Immunogenicity of non-human therapeutic proteins is not a new problem in drug development – it dates back to the 1880’s. Anti-serum treatments for diphtheria and tetanus (usually produced from horse serum), caused severe tissue necrosis due to immune reactions between horse and human proteins.
More recently, development of monoclonal antibody therapy was hindered by HAMA (human anti-mouse antibody) reactions. The first monoclonal antibody therapy, muromonab, could only be used in immunosuppressed patients. That was in 1986, about 10 years after monoclonal antibody technology had been invented. HAMA was then a significant obstacle to developing monoclonals for therapy.
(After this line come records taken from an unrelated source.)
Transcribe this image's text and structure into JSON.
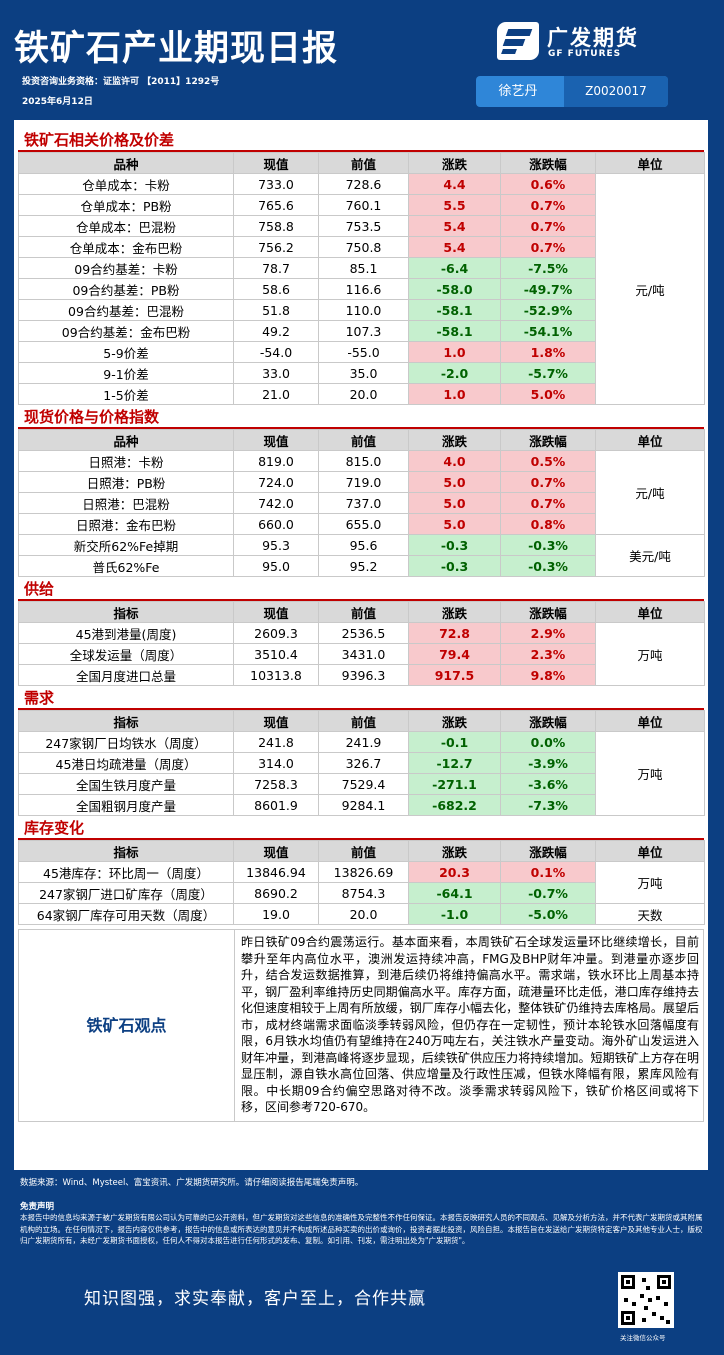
{
  "header": {
    "title": "铁矿石产业期现日报",
    "license": "投资咨询业务资格：证监许可 【2011】1292号",
    "date": "2025年6月12日",
    "logo_cn": "广发期货",
    "logo_en": "GF FUTURES",
    "analyst_name": "徐艺丹",
    "analyst_id": "Z0020017"
  },
  "sections": {
    "price": {
      "title": "铁矿石相关价格及价差",
      "cols": [
        "品种",
        "现值",
        "前值",
        "涨跌",
        "涨跌幅",
        "单位"
      ],
      "unit": "元/吨",
      "rows": [
        [
          "仓单成本：卡粉",
          "733.0",
          "728.6",
          "4.4",
          "0.6%"
        ],
        [
          "仓单成本：PB粉",
          "765.6",
          "760.1",
          "5.5",
          "0.7%"
        ],
        [
          "仓单成本：巴混粉",
          "758.8",
          "753.5",
          "5.4",
          "0.7%"
        ],
        [
          "仓单成本：金布巴粉",
          "756.2",
          "750.8",
          "5.4",
          "0.7%"
        ],
        [
          "09合约基差：卡粉",
          "78.7",
          "85.1",
          "-6.4",
          "-7.5%"
        ],
        [
          "09合约基差：PB粉",
          "58.6",
          "116.6",
          "-58.0",
          "-49.7%"
        ],
        [
          "09合约基差：巴混粉",
          "51.8",
          "110.0",
          "-58.1",
          "-52.9%"
        ],
        [
          "09合约基差：金布巴粉",
          "49.2",
          "107.3",
          "-58.1",
          "-54.1%"
        ],
        [
          "5-9价差",
          "-54.0",
          "-55.0",
          "1.0",
          "1.8%"
        ],
        [
          "9-1价差",
          "33.0",
          "35.0",
          "-2.0",
          "-5.7%"
        ],
        [
          "1-5价差",
          "21.0",
          "20.0",
          "1.0",
          "5.0%"
        ]
      ]
    },
    "spot": {
      "title": "现货价格与价格指数",
      "cols": [
        "品种",
        "现值",
        "前值",
        "涨跌",
        "涨跌幅",
        "单位"
      ],
      "unit1": "元/吨",
      "unit2": "美元/吨",
      "rows": [
        [
          "日照港：卡粉",
          "819.0",
          "815.0",
          "4.0",
          "0.5%"
        ],
        [
          "日照港：PB粉",
          "724.0",
          "719.0",
          "5.0",
          "0.7%"
        ],
        [
          "日照港：巴混粉",
          "742.0",
          "737.0",
          "5.0",
          "0.7%"
        ],
        [
          "日照港：金布巴粉",
          "660.0",
          "655.0",
          "5.0",
          "0.8%"
        ],
        [
          "新交所62%Fe掉期",
          "95.3",
          "95.6",
          "-0.3",
          "-0.3%"
        ],
        [
          "普氏62%Fe",
          "95.0",
          "95.2",
          "-0.3",
          "-0.3%"
        ]
      ]
    },
    "supply": {
      "title": "供给",
      "cols": [
        "指标",
        "现值",
        "前值",
        "涨跌",
        "涨跌幅",
        "单位"
      ],
      "unit": "万吨",
      "rows": [
        [
          "45港到港量(周度)",
          "2609.3",
          "2536.5",
          "72.8",
          "2.9%"
        ],
        [
          "全球发运量（周度）",
          "3510.4",
          "3431.0",
          "79.4",
          "2.3%"
        ],
        [
          "全国月度进口总量",
          "10313.8",
          "9396.3",
          "917.5",
          "9.8%"
        ]
      ]
    },
    "demand": {
      "title": "需求",
      "cols": [
        "指标",
        "现值",
        "前值",
        "涨跌",
        "涨跌幅",
        "单位"
      ],
      "unit": "万吨",
      "rows": [
        [
          "247家钢厂日均铁水（周度）",
          "241.8",
          "241.9",
          "-0.1",
          "0.0%"
        ],
        [
          "45港日均疏港量（周度）",
          "314.0",
          "326.7",
          "-12.7",
          "-3.9%"
        ],
        [
          "全国生铁月度产量",
          "7258.3",
          "7529.4",
          "-271.1",
          "-3.6%"
        ],
        [
          "全国粗钢月度产量",
          "8601.9",
          "9284.1",
          "-682.2",
          "-7.3%"
        ]
      ]
    },
    "inventory": {
      "title": "库存变化",
      "cols": [
        "指标",
        "现值",
        "前值",
        "涨跌",
        "涨跌幅",
        "单位"
      ],
      "unit1": "万吨",
      "unit2": "天数",
      "rows": [
        [
          "45港库存：环比周一（周度）",
          "13846.94",
          "13826.69",
          "20.3",
          "0.1%"
        ],
        [
          "247家钢厂进口矿库存（周度）",
          "8690.2",
          "8754.3",
          "-64.1",
          "-0.7%"
        ],
        [
          "64家钢厂库存可用天数（周度）",
          "19.0",
          "20.0",
          "-1.0",
          "-5.0%"
        ]
      ]
    }
  },
  "view": {
    "label": "铁矿石观点",
    "text": "昨日铁矿09合约震荡运行。基本面来看，本周铁矿石全球发运量环比继续增长，目前攀升至年内高位水平，澳洲发运持续冲高，FMG及BHP财年冲量。到港量亦逐步回升，结合发运数据推算，到港后续仍将维持偏高水平。需求端，铁水环比上周基本持平，钢厂盈利率维持历史同期偏高水平。库存方面，疏港量环比走低，港口库存维持去化但速度相较于上周有所放缓，钢厂库存小幅去化，整体铁矿仍维持去库格局。展望后市，成材终端需求面临淡季转弱风险，但仍存在一定韧性，预计本轮铁水回落幅度有限，6月铁水均值仍有望维持在240万吨左右，关注铁水产量变动。海外矿山发运进入财年冲量，到港高峰将逐步显现，后续铁矿供应压力将持续增加。短期铁矿上方存在明显压制，源自铁水高位回落、供应增量及行政性压减，但铁水降幅有限，累库风险有限。中长期09合约偏空思路对待不改。淡季需求转弱风险下，铁矿价格区间或将下移，区间参考720-670。"
  },
  "footer": {
    "source": "数据来源：Wind、Mysteel、富宝资讯、广发期货研究所。请仔细阅读报告尾端免责声明。",
    "disclaimer_title": "免责声明",
    "disclaimer": "本报告中的信息均来源于被广发期货有限公司认为可靠的已公开资料，但广发期货对这些信息的准确性及完整性不作任何保证。本报告反映研究人员的不同观点、见解及分析方法，并不代表广发期货或其附属机构的立场。在任何情况下，报告内容仅供参考，报告中的信息或所表达的意见并不构成所述品种买卖的出价或询价，投资者据此投资，风险自担。本报告旨在发送给广发期货特定客户及其他专业人士，版权归广发期货所有，未经广发期货书面授权，任何人不得对本报告进行任何形式的发布、复制。如引用、刊发，需注明出处为\"广发期货\"。",
    "slogan": "知识图强，求实奉献，客户至上，合作共赢",
    "qr_caption": "关注微信公众号"
  }
}
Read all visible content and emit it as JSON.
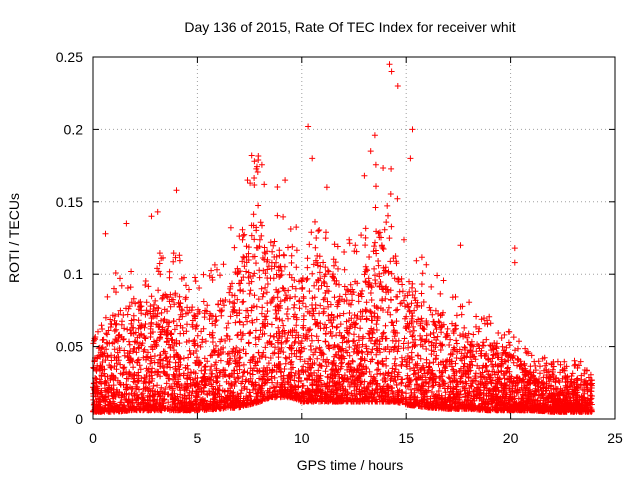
{
  "chart_data": {
    "type": "scatter",
    "title": "Day 136 of 2015, Rate Of TEC Index for receiver whit",
    "xlabel": "GPS time / hours",
    "ylabel": "ROTI / TECUs",
    "xlim": [
      0,
      25
    ],
    "ylim": [
      0,
      0.25
    ],
    "xticks": [
      0,
      5,
      10,
      15,
      20,
      25
    ],
    "yticks": [
      0,
      0.05,
      0.1,
      0.15,
      0.2,
      0.25
    ],
    "xtick_labels": [
      "0",
      "5",
      "10",
      "15",
      "20",
      "25"
    ],
    "ytick_labels": [
      "0",
      "0.05",
      "0.1",
      "0.15",
      "0.2",
      "0.25"
    ],
    "grid": true,
    "marker": "+",
    "color": "#ff0000",
    "x_range_of_data": [
      0,
      23.9
    ],
    "envelope": {
      "x": [
        0,
        1,
        2,
        3,
        4,
        5,
        6,
        7,
        7.5,
        8,
        8.5,
        9,
        9.5,
        10,
        10.5,
        11,
        12,
        13,
        13.5,
        14,
        14.5,
        15,
        16,
        17,
        18,
        19,
        20,
        21,
        22,
        23,
        23.9
      ],
      "typical_max": [
        0.04,
        0.075,
        0.085,
        0.085,
        0.09,
        0.075,
        0.08,
        0.11,
        0.13,
        0.14,
        0.12,
        0.12,
        0.1,
        0.1,
        0.11,
        0.11,
        0.09,
        0.1,
        0.13,
        0.14,
        0.12,
        0.1,
        0.08,
        0.07,
        0.06,
        0.055,
        0.045,
        0.035,
        0.03,
        0.03,
        0.03
      ],
      "baseline": [
        0.005,
        0.005,
        0.006,
        0.006,
        0.006,
        0.006,
        0.007,
        0.008,
        0.01,
        0.012,
        0.015,
        0.015,
        0.015,
        0.012,
        0.012,
        0.012,
        0.012,
        0.012,
        0.012,
        0.012,
        0.012,
        0.01,
        0.008,
        0.007,
        0.007,
        0.006,
        0.006,
        0.006,
        0.005,
        0.005,
        0.005
      ]
    },
    "notable_points": [
      {
        "x": 0.6,
        "y": 0.128
      },
      {
        "x": 1.6,
        "y": 0.135
      },
      {
        "x": 2.8,
        "y": 0.14
      },
      {
        "x": 3.1,
        "y": 0.143
      },
      {
        "x": 4.0,
        "y": 0.158
      },
      {
        "x": 7.4,
        "y": 0.165
      },
      {
        "x": 7.6,
        "y": 0.182
      },
      {
        "x": 8.2,
        "y": 0.162
      },
      {
        "x": 9.2,
        "y": 0.165
      },
      {
        "x": 10.3,
        "y": 0.202
      },
      {
        "x": 10.5,
        "y": 0.18
      },
      {
        "x": 11.2,
        "y": 0.16
      },
      {
        "x": 13.0,
        "y": 0.168
      },
      {
        "x": 13.3,
        "y": 0.185
      },
      {
        "x": 13.5,
        "y": 0.196
      },
      {
        "x": 14.2,
        "y": 0.245
      },
      {
        "x": 14.3,
        "y": 0.24
      },
      {
        "x": 14.6,
        "y": 0.23
      },
      {
        "x": 15.3,
        "y": 0.2
      },
      {
        "x": 15.2,
        "y": 0.18
      },
      {
        "x": 17.6,
        "y": 0.12
      },
      {
        "x": 20.2,
        "y": 0.118
      },
      {
        "x": 20.2,
        "y": 0.108
      }
    ]
  }
}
Today it is no obstacle at all. There are about 70 approved monoclonal antibody therapies. The technology to mask mouse antibodies from the human immune system has matured and is a routine part of drug development. All it took was a decade and a few hundred million dollars.
These technologies – principally changing protein sequences to make them less immunogenic – can be applied to Cas9. So can other immune-masking technologies such as pegylation, or liposome encapsulation. Or packaging in a virus. Some sort of packaging or encapsulation technology will be necessary anyway as part of the delivery technology required to get CRISPR-Cas9 complexes into tissues and cells.
From CRISPR-Cas9: How is the Gene Editing Tool Changing the World?
Problems like this are why it typically takes 10–15 years for technological “breakthroughs” in medicine to be translated into therapies. Transitioning a technology from the simple, controlled environment of the lab into the messiness of the clinic is hard, hard work.
But it’s just work, no magic is required. If CRISPR-Cas9 technology fails, it won’t be because of this.
PS – the use of CRISPR for ex vivo editing of immune cells, stem cells or embryos is completely unaffected by anti-Cas9 immune reactions.